Cyberattacks on Health Systems are on the Rise: How to mitigate tech-related risks

Technology is revolutionizing the healthcare industry in several ways. From electronic charts to billings and collections, digital tools are ubiquitous. Meanwhile, data analytics is becoming a crucial tool for improving both operational decisions and the patient experience. However, with the rise of technology comes concerns about financial, physical, internet, and data security. There have been multiple instances of major healthcare systems suffering ransomware attacks. Along with disrupting services, breaches to health systems often impact sensitive data. Once healthcare system breaches are discovered, it often turns out that a lack of strict policy enforcement is to blame. As healthcare systems become increasingly digitized and interconnected, ensuring the security of patient data becomes paramount. The recent Change Healthcare cyberattack serves as a stark reminder of the vulnerabilities present in healthcare IT systems. Given the high stakes involved, healthcare organizations must prioritize robust cybersecurity measures, including safeguarding financial assets, protecting physical infrastructure, and fortifying defenses against cyber threats. In many cases, working with a strong financial partner can help healthcare systems mitigate those risks.

Implementing stringent security protocols, encryption techniques, and access controls are imperative to safeguard sensitive patient information from unauthorized access or malicious attacks. Moreover, investing in cybersecurity training and awareness programs for staff is essential to mitigate human error, which remains a significant factor in data breaches. Discuss how your organization can access the tools it requires to continue to manage its financial operations during a cybersecurity incident. This includes:

• 

  Outlining the procedures for processing critical financial transactions (i.e., payroll, tax, and debt service payments) in the absence of access to the internet, email, phone systems, your organization’s enterprise resource planning (ERP) software, or your treasury management system

• 

  Ensure you have established multiple ways to access your banking services under emergency protocols.
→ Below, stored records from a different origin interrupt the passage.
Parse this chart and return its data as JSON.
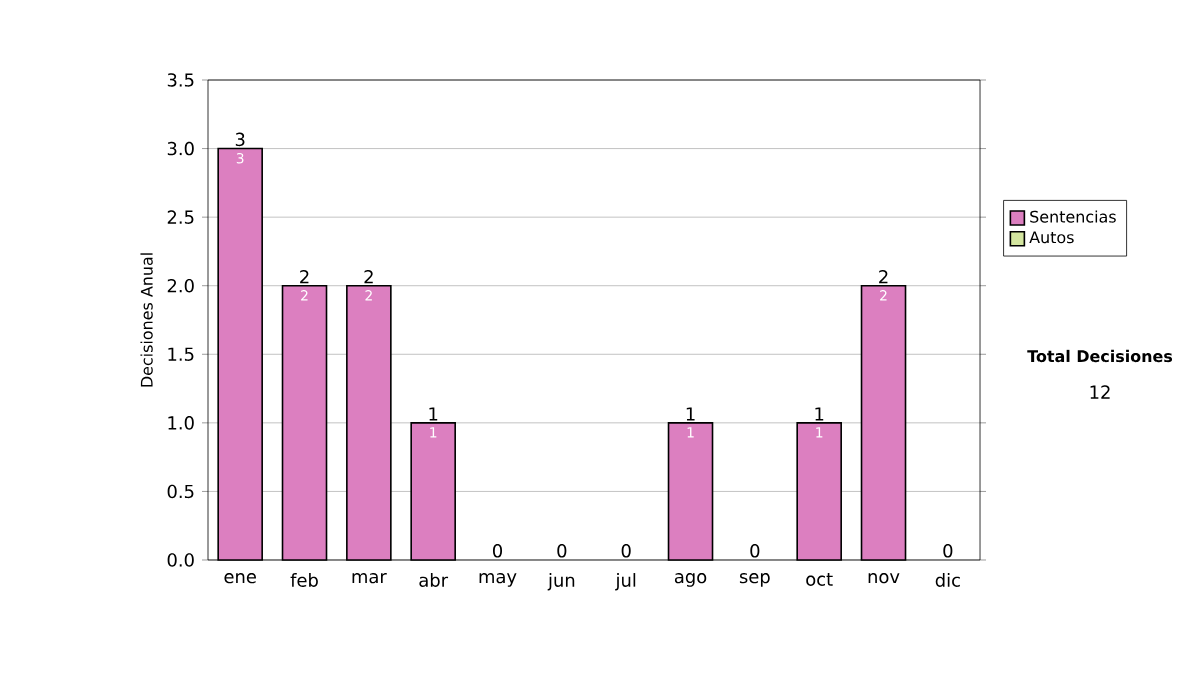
{
  "chart_data": {
    "type": "bar",
    "stacked": true,
    "ylabel": "Decisiones Anual",
    "categories": [
      "ene",
      "feb",
      "mar",
      "abr",
      "may",
      "jun",
      "jul",
      "ago",
      "sep",
      "oct",
      "nov",
      "dic"
    ],
    "series": [
      {
        "name": "Sentencias",
        "color": "#dc7fc0",
        "values": [
          3,
          2,
          2,
          1,
          0,
          0,
          0,
          1,
          0,
          1,
          2,
          0
        ],
        "value_labels": [
          "3",
          "2",
          "2",
          "1",
          null,
          null,
          null,
          "1",
          null,
          "1",
          "2",
          null
        ]
      },
      {
        "name": "Autos",
        "color": "#d4e6a0",
        "values": [
          0,
          0,
          0,
          0,
          0,
          0,
          0,
          0,
          0,
          0,
          0,
          0
        ]
      }
    ],
    "totals": [
      "3",
      "2",
      "2",
      "1",
      "0",
      "0",
      "0",
      "1",
      "0",
      "1",
      "2",
      "0"
    ],
    "ylim": [
      0,
      3.5
    ],
    "yticks": [
      {
        "value": 0,
        "label": "0.0"
      },
      {
        "value": 0.5,
        "label": "0.5"
      },
      {
        "value": 1,
        "label": "1.0"
      },
      {
        "value": 1.5,
        "label": "1.5"
      },
      {
        "value": 2,
        "label": "2.0"
      },
      {
        "value": 2.5,
        "label": "2.5"
      },
      {
        "value": 3,
        "label": "3.0"
      },
      {
        "value": 3.5,
        "label": "3.5"
      }
    ],
    "grid": "y",
    "legend": "right",
    "annotations": [
      "Total Decisiones",
      "12"
    ]
  }
}
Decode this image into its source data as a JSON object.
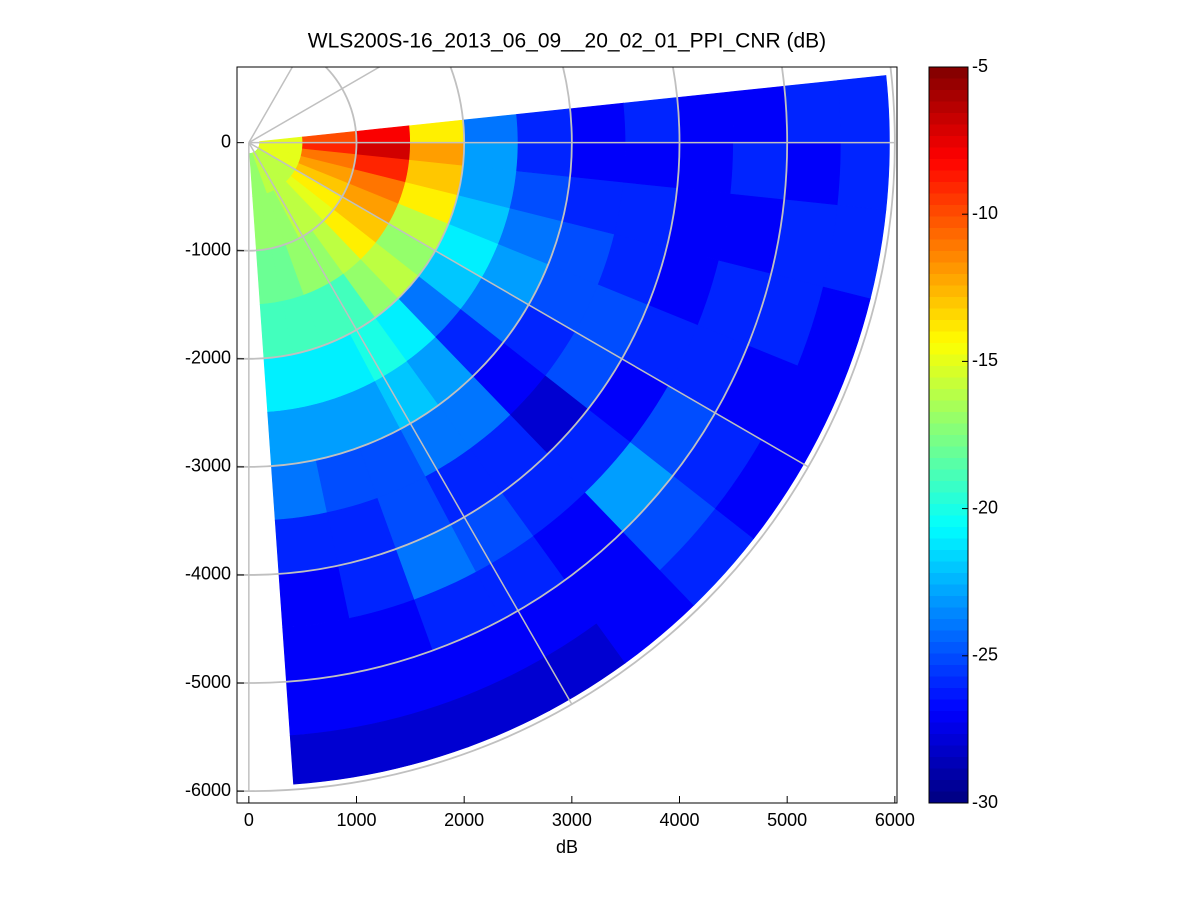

This may include accessing bank platforms from various geographic locations, nonstandard IP addresses, and alternate callback numbers.

Your banking partner should work with your organization to ensure all profiles for these alternate protocols are updated. Knowing which staff members have the authority to initiate and authorize requests over the phone or in writing can save valuable time in emergency situations. Other best practices a financial partner would recommend include conducting regularly scheduled reviews of your deposit accounts, and implementing fraud prevention tactics to ensure vulnerabilities are identified and closed on a routine basis. These reviews also help ensure your finance and IT staffs are educated on the industry best practices for protecting your data and funds.

Should your organization find itself in a cybersecurity incident, it’s critical to notify your banking partner immediately to advise them of the situation. This helps you quickly take the necessary action to prevent further damage. Full transparency regarding the severity of the attack and what information may be compromised will allow the bank to assist in monitoring your accounts for suspicious activity and fraudulent transactions. By prioritizing cybersecurity, healthcare organizations can ensure patient trust, maintain regulatory compliance, and safeguard the integrity and confidentiality of healthcare data in an increasingly digital landscape. Partnering with a financial institution with expertise in financial crimes, information security, and cybersecurity is vital to developing the appropriate processes and fraud mitigation strategies. Working closely with your financial institution to build a security plan (and keep it current) should a cyber event arise help keep your data and assets safe.